In 1981 two Swiss scientists, T. Bining and G. Rohrer, designed the world's first scanning tunnel microscope, an achievement that won them a Nobel prize in 1986. With it we can observe atoms singly, and in assigned points at that.
Here's how this microscope works. Fixed voltage is applied to the current-carrying needle made of tungsten or platinum alloys that scans the surface of an object and to the object itself; after the needle and the object have approached each other to a distance of decimal fractions of an angstrom (A), a tunnel current starts flowing between them-hence the name of the microscope. This current is sustained at a constant value with the aid of a servo system which either lifts or lowers the scanner depending on the relief of the surface. A computer keeps a tab on these movements and processes the data thus obtained; thereupon one can inspect the object at required resolution.
Yet such tunnel microscopes have certain constraints on their employment. By and large, they are used in high (fine) vacuum. Otherwise, say, in the air or in water only particular varieties of graphite and some lamellar semiconductors can be scanned at atomic resolution. The main constraint: the examined surface should be an electric current conductor.
In 1986 a second generation of sounding microscopes - atom- power ones - entered the stage.
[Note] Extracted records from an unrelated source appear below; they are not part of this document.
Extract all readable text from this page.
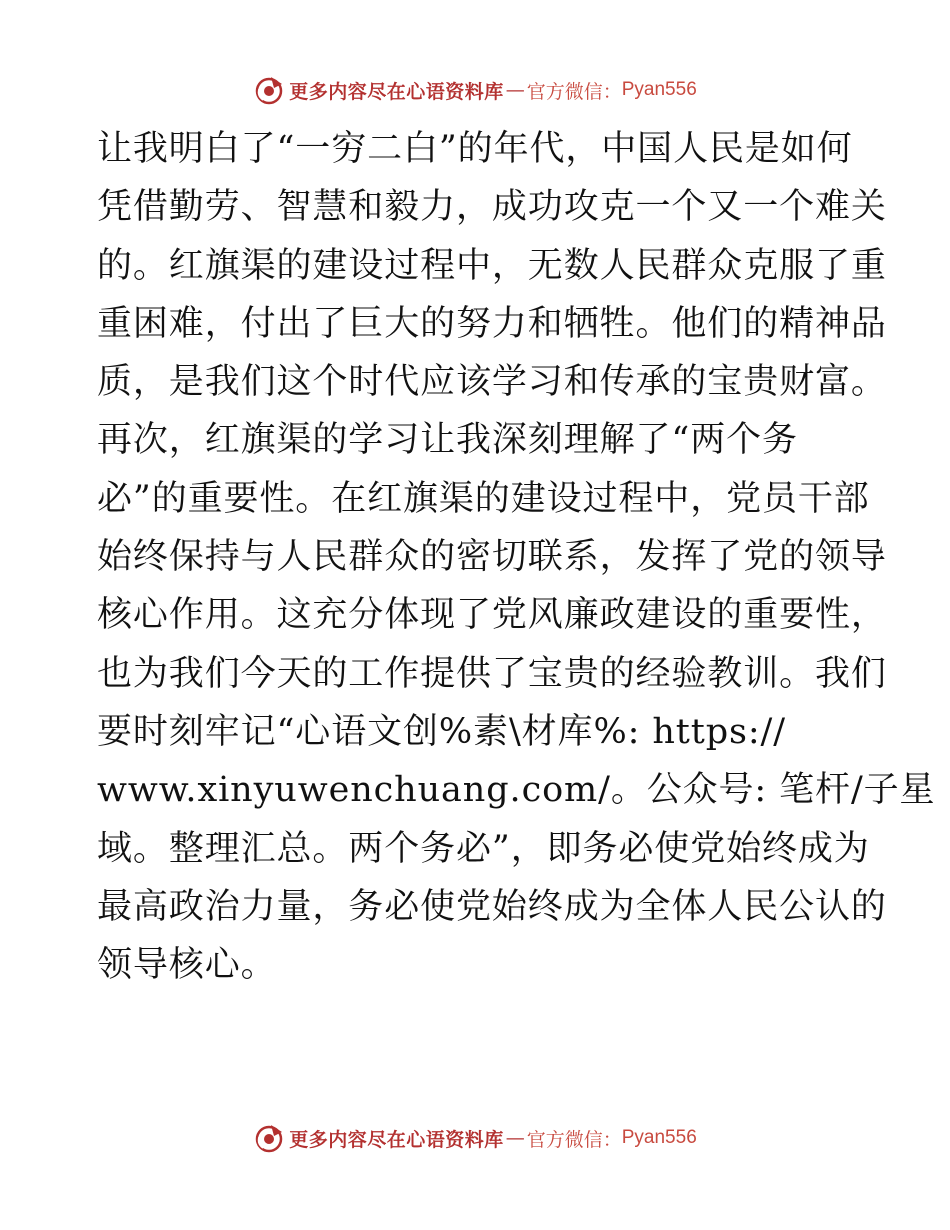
更多内容尽在心语资料库 — 官方微信： Pyan556
让我明白了“一穷二白”的年代，中国人民是如何
凭借勤劳、智慧和毅力，成功攻克一个又一个难关
的。红旗渠的建设过程中，无数人民群众克服了重
重困难，付出了巨大的努力和牺牲。他们的精神品
质，是我们这个时代应该学习和传承的宝贵财富。
再次，红旗渠的学习让我深刻理解了“两个务
必”的重要性。在红旗渠的建设过程中，党员干部
始终保持与人民群众的密切联系，发挥了党的领导
核心作用。这充分体现了党风廉政建设的重要性，
也为我们今天的工作提供了宝贵的经验教训。我们
要时刻牢记“心语文创%素\材库%: https://
www.xinyuwenchuang.com/。公众号: 笔杆/子星
域。整理汇总。两个务必”，即务必使党始终成为
最高政治力量，务必使党始终成为全体人民公认的
领导核心。
更多内容尽在心语资料库 — 官方微信： Pyan556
Their scanning device is similar to a gramophone in design. A pointed small needle, say, from a broken sapphire monocrystal is attached to one end of a flat taut plate made of thin platinum foil, the cantilever, while the other end is fixed in the holder. In the process of scanning, this needle, while rerunning the relief features of the examined surface, causes the cantilever to oscillate vertically, and also turn around the longitudinal axis. The different positions of the sound (probe) are measured in a variety of ways - with interferometers, strain
gauges and so on. But today the optical scheme of registration is more common.
Atom-power microscopy is employed in two modes, contact and noncontact. In the contact mode the needle is always in touch with the examined surface, and so the microscope ought to form a good image to satisfy even most rigid standards. And yet there are certain snags. Moisture, for one: it oozes into the gap between the needle's tip and the object. In fact, moisture is always present on the object's surface if scanning is performed in the air. As a result, the so-called capillary effect mars the resolving power. This effect is absent in three cases: if hydrophobic needles are used on non- moist surfaces; in fine vacuum; and in the solid body-liquid interface.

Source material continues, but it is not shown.